~ menjadi tua itu pasti! menjadi dewasa itu pilihan! ~
Salah satu kalimat manis yang tak mudah hilang dari memori saya. Maaf jika saya lupa pada nama sosok berpengaruh yang mencetuskannya mula-mula. Kalimat tersebut saya dengar pertama kali dan sempat mendiskusikannya di dalam kelompok, pada saat saya tergabung dalam tim pionir pembangunan karakter, bertahun-tahun lampau.
Saya rasa itu kalimat yang pas. Tidak lebih, tidak kurang.
Saat ini saya merasa mulai menua secara fisik. Indikator yang saya rujuk antara lain, tulang-tulang yang mulai 'berderak' saat tubuh digerakkan. Juga penglihatan dan stamina yang jauh menurun. Presbyopi di atas plus 2 untuk membantu melihat deretan huruf-huruf, saya rasa bukti otentik yang tak bisa dimanipulasi, tentu selain dengan lensa kacamata. Tak ketinggalan, 'dia' yang rajin mendatangiku setahun terakhir ini, yang mengajariku bertahan dan makin bersyukur.
Banyak pelajaran 'menua' dan 'tua' yang kuserap dari sekitarku. Ada begitu banyak orang yang matang dan dewasa, selain usia yang bertambah dan menjadi tua secara alami. Tapi juga sangat banyak yang tidak yakin memilih menjadi dewasa. Bahkan perilaku serta ucapan-ucapan lisan dan tulisan yang sungguh mencerminkan kesenjangan signifikan dengan tua alamiah pada usia tubuhnya.

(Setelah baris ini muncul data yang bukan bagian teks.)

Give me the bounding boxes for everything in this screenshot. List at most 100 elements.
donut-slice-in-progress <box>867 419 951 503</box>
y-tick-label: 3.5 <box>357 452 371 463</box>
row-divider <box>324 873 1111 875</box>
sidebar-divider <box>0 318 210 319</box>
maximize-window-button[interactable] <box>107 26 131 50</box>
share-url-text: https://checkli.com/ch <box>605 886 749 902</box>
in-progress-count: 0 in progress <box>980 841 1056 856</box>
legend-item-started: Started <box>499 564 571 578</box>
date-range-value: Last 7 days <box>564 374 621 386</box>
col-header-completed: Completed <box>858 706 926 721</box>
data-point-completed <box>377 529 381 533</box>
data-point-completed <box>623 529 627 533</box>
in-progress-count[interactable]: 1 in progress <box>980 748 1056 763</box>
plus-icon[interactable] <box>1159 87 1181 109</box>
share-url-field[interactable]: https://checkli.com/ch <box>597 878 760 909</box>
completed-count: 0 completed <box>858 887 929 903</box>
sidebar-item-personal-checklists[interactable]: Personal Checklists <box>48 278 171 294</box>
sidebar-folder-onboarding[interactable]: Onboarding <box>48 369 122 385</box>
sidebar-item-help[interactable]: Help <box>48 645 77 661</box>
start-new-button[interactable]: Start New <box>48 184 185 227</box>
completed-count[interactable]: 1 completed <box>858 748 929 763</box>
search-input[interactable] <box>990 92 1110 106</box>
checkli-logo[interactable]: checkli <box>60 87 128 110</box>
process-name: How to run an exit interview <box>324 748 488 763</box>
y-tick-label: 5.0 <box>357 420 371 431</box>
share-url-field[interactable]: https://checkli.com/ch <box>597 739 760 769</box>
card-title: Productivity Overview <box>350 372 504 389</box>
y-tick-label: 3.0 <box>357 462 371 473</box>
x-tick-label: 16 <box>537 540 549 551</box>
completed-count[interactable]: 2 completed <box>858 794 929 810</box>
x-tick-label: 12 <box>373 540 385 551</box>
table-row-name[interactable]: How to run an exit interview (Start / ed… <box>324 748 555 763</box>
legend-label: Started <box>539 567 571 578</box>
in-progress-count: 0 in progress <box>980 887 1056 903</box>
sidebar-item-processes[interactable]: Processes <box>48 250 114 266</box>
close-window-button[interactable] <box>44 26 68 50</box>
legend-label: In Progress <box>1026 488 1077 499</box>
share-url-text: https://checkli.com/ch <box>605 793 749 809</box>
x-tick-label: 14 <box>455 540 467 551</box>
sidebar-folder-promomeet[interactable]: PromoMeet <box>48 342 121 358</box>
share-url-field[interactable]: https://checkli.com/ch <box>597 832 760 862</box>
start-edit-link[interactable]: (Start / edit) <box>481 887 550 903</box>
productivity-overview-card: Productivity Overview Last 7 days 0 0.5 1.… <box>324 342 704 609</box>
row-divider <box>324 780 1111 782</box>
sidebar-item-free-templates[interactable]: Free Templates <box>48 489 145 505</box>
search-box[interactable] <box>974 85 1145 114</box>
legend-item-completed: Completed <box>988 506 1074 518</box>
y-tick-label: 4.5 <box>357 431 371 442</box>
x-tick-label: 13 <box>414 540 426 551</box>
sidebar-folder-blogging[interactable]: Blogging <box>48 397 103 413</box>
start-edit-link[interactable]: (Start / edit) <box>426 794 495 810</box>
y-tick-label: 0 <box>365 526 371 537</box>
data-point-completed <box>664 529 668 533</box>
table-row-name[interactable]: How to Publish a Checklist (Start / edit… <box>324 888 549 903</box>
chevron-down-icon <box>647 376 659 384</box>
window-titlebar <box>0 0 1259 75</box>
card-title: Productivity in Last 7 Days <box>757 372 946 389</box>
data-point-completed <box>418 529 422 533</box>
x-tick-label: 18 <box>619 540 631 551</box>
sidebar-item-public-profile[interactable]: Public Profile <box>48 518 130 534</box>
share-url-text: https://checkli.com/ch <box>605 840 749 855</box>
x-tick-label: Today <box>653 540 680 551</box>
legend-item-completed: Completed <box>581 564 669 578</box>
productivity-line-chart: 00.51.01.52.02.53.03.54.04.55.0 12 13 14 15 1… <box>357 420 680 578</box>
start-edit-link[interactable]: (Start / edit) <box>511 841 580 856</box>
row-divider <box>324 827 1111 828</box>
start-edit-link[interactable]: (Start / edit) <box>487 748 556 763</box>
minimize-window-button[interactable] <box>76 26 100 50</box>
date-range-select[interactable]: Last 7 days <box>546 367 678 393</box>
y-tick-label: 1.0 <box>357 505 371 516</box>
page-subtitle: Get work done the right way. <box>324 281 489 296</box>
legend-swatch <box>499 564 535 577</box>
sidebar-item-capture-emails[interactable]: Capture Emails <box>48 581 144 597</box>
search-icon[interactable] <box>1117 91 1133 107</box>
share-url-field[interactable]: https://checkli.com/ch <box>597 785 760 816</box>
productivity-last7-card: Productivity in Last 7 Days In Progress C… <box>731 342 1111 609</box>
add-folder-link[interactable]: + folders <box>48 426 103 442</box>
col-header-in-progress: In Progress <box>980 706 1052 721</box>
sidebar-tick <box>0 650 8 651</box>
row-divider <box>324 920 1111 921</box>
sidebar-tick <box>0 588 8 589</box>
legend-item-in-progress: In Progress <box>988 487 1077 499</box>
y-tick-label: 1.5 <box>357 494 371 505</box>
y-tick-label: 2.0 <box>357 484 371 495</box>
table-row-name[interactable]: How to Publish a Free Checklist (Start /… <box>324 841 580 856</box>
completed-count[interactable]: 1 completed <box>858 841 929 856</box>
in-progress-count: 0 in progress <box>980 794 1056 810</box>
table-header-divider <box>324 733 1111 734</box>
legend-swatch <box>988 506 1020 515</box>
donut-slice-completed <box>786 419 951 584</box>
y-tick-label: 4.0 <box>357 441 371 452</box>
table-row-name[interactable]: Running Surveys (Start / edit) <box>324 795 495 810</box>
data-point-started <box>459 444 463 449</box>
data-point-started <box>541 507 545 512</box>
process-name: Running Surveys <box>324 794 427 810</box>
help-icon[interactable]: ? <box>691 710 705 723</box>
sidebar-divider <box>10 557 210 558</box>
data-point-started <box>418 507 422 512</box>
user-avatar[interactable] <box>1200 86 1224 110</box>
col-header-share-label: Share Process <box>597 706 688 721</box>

Saya berusaha belajar dari mereka yang merenta bersahaja dalam kerendahan hati, tulus, membangun generasi. Mereka yang tidak lagi mengukur sukses melalui hidupnya, melainkan sukses orang lain dalam ukiran tangannya. Mereka yang tak penting diri sendiri, yang tak hirau salah dan khilaf orang lain. Tentu saja mereka juga yang maju bagi orang lain, bukannya maju dari orang lain.
Mereka ini tidak sama. Ada yang benar-benar tua dalam usia dan matang sebagai pribadi. Ada pula yang memiliki pribadi matang dan konsisten, walaupun usianya relatif belum renta.
Betapa penting dan berharganya mereka. Kehidupan yang bergulir dalam penyerahan total tanpa diwarnai ambisi tahta, keserakahan harta dan kenikmatan buta. Dalam doa-doaku yang selalu berani, kuminta Gusti menuntunku menjadi dewasa seperti mereka. Proses yang berayun-ayun, indah dan luar biasa. Saya tahu, arahku benar, dikala segala sesuatu dalam tataran cosmic makro Maha Dahsyat. Sungguh-sungguh itu yang kumaksud, tak ingin hanya menjual namaNYA demi kepentingan rentannya manusia.
Dalam seluruh wawancara pemetaan dan pengembangan yang kulalui, sangat jarang menemukan sosok pemimpin yang dewasa mengembangkan orang lain. Ada banyak pemimpin dan calon pemimpin yang lebih suka berbicara 'aku' daripada 'timku'. Hingga keunggulan dan kebaikan orang lain menjadi ancaman. Hingga sangat sulit mengembangkan orang lain sesuai potensinya, tanpa batasan-batasan rasa takut terlampaui.
Ada banyak pemimpin (dalam hal ini pemimpin adalah profil yang 'dituakan') yang tak menyadari kesukaannya memamerkan diri pribadi untuk mengunggulkan citra kapasitasnya. Lupa mereka pada dukungan dan kepatuhan pengikut. Bahkan menentang pemimpin di atasnya dan tak menaruh respek. Bagaimanakah seorang pemimpin berempati pada pengikut/bawahan apabila ia sendiri tak mampu menjadi pengikut yang dewasa?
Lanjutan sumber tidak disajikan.